私は幸運にも、2000年代から幹細胞やゲノム解析の分野に携わり、多くの先生方や研究者の皆さんと接する機会に恵まれました。学会で交わした何気ない会話や、研究室で見た最先端の実験、当時はまだ珍しかったDNAマイクロアレイの活用など、一つひとつの出来事が、今では貴重な思い出です。

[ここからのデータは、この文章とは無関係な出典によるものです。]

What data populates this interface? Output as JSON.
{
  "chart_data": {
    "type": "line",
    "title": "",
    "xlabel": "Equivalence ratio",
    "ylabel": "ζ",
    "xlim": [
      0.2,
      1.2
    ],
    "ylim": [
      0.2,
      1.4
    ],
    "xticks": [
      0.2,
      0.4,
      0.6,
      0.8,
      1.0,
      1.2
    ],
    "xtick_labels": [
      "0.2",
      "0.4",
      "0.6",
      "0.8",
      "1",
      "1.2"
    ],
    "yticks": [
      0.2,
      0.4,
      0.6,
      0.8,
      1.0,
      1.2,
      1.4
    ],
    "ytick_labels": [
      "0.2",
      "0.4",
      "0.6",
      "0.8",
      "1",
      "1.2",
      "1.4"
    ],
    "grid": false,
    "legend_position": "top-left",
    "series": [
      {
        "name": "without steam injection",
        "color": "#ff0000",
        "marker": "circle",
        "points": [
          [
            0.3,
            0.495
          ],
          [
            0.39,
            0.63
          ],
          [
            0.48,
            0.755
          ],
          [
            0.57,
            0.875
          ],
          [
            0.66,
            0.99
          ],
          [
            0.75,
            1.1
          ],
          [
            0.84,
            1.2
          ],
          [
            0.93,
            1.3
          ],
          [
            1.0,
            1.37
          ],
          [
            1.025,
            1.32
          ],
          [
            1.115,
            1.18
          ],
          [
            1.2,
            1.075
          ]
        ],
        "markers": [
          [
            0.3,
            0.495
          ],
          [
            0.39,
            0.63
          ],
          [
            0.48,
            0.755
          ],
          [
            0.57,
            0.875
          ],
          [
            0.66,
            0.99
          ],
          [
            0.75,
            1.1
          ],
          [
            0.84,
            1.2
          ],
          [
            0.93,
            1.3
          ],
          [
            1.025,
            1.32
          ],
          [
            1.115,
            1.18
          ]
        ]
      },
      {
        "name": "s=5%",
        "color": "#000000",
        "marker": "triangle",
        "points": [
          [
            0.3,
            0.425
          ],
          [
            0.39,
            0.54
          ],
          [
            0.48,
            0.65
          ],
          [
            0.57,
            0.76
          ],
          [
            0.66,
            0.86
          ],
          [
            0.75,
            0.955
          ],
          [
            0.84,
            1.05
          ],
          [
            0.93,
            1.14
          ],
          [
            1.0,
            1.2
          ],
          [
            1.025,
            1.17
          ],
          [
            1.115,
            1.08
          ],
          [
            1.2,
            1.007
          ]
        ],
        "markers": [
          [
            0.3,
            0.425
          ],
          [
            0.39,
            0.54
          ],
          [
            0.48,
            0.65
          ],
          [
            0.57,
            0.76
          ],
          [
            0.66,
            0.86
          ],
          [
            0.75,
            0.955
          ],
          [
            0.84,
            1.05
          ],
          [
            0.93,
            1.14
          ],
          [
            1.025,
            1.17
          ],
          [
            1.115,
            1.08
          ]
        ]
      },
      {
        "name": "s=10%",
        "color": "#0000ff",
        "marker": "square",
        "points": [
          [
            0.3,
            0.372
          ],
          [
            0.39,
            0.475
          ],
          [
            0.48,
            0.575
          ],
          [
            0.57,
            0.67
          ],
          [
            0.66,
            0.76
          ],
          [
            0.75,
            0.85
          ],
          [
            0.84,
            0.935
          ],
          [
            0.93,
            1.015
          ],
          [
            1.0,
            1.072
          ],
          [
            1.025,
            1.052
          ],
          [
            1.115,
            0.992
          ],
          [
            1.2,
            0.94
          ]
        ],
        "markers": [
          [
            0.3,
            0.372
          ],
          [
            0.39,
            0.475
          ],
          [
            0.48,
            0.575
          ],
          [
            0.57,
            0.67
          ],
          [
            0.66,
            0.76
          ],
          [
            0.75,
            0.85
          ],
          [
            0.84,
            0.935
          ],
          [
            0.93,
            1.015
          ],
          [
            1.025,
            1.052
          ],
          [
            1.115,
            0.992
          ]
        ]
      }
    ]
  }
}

次回は、黒木登志夫先生の『iPS細胞』を道しるべにしながら、私自身が見てきた20年間の記憶も交えて、iPS細胞の歩みを振り返ってみたいと思います。
内容は、次の5つのテーマに沿って進めます。
- 第一章 幹細胞とは何か
幹細胞とはどのような細胞なのか。そして、iPS細胞やES細胞との違いについて。 - 第二章 iPS細胞に至る道
「巨人の肩の上に立つ」という言葉のとおり、iPS細胞誕生へとつながった数々の基礎研究を振り返ります。 - 第三章 山中先生の歩み
外科医時代からアメリカ留学、帰国後の苦悩、そしてiPS細胞誕生まで。山中先生が歩まれた研究者人生をたどります。 - 第四章 私自身が見てきた研究現場
浅島誠先生との出会い、DNAマイクロアレイ、学会や研究室での思い出など、私自身が経験した研究現場についてお話しします。 - 第五章 20年を振り返って
iPS細胞が社会にもたらした変化、そして「Standing on the shoulders of giants」という言葉や、クリストファー・リーヴが語った「スーパーマン」の意味を重ねながら、20年という節目に感じたことをまとめたいと思います。
一冊の本を読み返すことは、単に知識を思い出すことではありません。その時代の研究者たちの情熱や、自分自身が歩んできた時間を振り返ることでもあります。
それでは、本を片手に20年前へタイムスリップしてみましょう。